You get accosted by bands of tattooed youths in dressed head to foot in mock Burberry check clothing? Just because you wear underpants? May I suggest relocating from where you live to somewhere nicer?


----------



## Harbornite (9 Apr 2010)

wafflycat said:


> You get accosted by bands of tattooed youths in dressed head to foot in mock Burberry check clothing? Just because you wear underpants?
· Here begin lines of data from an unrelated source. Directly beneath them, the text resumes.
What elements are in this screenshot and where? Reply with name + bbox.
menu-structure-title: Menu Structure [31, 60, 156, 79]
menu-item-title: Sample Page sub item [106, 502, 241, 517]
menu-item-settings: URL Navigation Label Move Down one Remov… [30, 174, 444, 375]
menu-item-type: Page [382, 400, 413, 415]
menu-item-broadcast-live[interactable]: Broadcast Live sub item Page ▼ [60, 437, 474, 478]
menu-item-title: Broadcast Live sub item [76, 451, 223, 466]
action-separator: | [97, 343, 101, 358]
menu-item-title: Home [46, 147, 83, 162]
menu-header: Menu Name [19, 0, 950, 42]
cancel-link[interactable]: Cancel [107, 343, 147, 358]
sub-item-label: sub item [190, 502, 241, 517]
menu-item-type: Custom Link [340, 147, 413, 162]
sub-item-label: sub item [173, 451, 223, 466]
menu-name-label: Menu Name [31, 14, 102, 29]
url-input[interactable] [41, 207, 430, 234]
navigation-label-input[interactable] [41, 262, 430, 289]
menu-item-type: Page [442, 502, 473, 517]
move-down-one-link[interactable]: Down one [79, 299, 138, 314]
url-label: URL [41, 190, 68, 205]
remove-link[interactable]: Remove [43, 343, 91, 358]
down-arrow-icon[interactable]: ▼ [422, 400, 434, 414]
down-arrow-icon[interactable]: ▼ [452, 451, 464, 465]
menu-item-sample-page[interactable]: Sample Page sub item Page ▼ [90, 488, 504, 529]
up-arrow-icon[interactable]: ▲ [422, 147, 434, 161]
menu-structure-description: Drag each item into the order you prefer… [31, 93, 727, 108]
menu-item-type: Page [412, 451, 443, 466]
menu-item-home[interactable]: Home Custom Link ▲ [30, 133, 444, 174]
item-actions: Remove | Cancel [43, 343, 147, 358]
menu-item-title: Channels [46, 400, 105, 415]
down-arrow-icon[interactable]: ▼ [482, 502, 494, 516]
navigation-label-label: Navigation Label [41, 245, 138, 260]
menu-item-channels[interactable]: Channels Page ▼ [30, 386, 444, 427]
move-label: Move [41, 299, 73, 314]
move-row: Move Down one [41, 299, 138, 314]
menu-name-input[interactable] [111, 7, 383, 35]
May I suggest relocating from where you live to somewhere nicer?


----------



## andy_wrx (9 Apr 2010)

The usual mis-spelling is _chaffing_, not _chaving_, new one on me too !


----------



## ACS (9 Apr 2010)

Commando


----------



## Philk (9 Apr 2010)

Looks like Commando is the way to go, with a pair of baggy shorts over the top. 
At least until i loose some weight, as i said to the LBS chappy I wont be wearing them on their own unless they can supply a wide load sticker...

one stange thig though, since ive been cycling, although getting fitter and getting an inproved recovery time, I seem to be putting on weight , not loosing it.....why?....Why?...Why?


----------



## andy_wrx (10 Apr 2010)

Muscle !

Don't worry about your weight, it's your shape that matters - try measuring your waist and watch that come down ?


----------



## Mad Doug Biker (11 Apr 2010)

I used to go commando all of the time, 24/7, until it suddenly occcurred to me

'What if I have a wet fart??'.

Boxerbreifs for me now.

I have no cycling shorts, but if I did, I'd still wear something underneath like a pair of leggings or similar (I feel the cold easily you sssssee).


----------



## Simba (13 Apr 2010)

Philk said:


> Looks like Commando is the way to go, with a pair of baggy shorts over the top.
> At least until i loose some weight, as i said to the LBS chappy I wont be wearing them on their own unless they can supply a wide load sticker...
> 
> one stange thig though, since ive been cycling, although getting fitter and getting an inproved recovery time, I seem to be putting on weight , not loosing it.....why?....Why?...Why?



Ive put on a stone since last year when I took it back up. I was very thin, but now my legs are very muscular and strong.


----------



## Mad Doug Biker (13 Apr 2010)

All you have to do now is take up rowing so that your muscular legs can be complemented by a stronger upper body!

Or something like.


----------



## rusky (13 Apr 2010)

Anyone know why the logo on Endura liners is reflective 

It's a bit like having a reflective CK logo on your Y fronts!


----------



## Mad Doug Biker (13 Apr 2010)

I beleive it's a way of secretly communicating with others so that they know you are a Dogger and mean business!!
You need to jiggle about a bit using a form of Morse Code with it. Only other Doggers will know this.

Sorry, I'll get me coat.


----------



## Mad Doug Biker (13 Apr 2010)

...Either that or I had one VERY bizzarre dream last night!!


----------



## Simba (14 Apr 2010)

Mad Doug Biker said:


> All you have to do now is take up rowing so that your muscular legs can be complemented by a stronger upper body!
> 
> Or something like.



I swim and hump the missus for that


----------



## Jambon (14 Apr 2010)

commando all the way! It's the only way to travel with the chamois padding in the leggins. 

My girlfriend is often quite disturbed when i put them on first thing in the morning though! haha


----------



## philipbh (14 Apr 2010)

Fluffy said:


> ... hump the missus for that





Sedan Chair or Fireman's Lift?


----------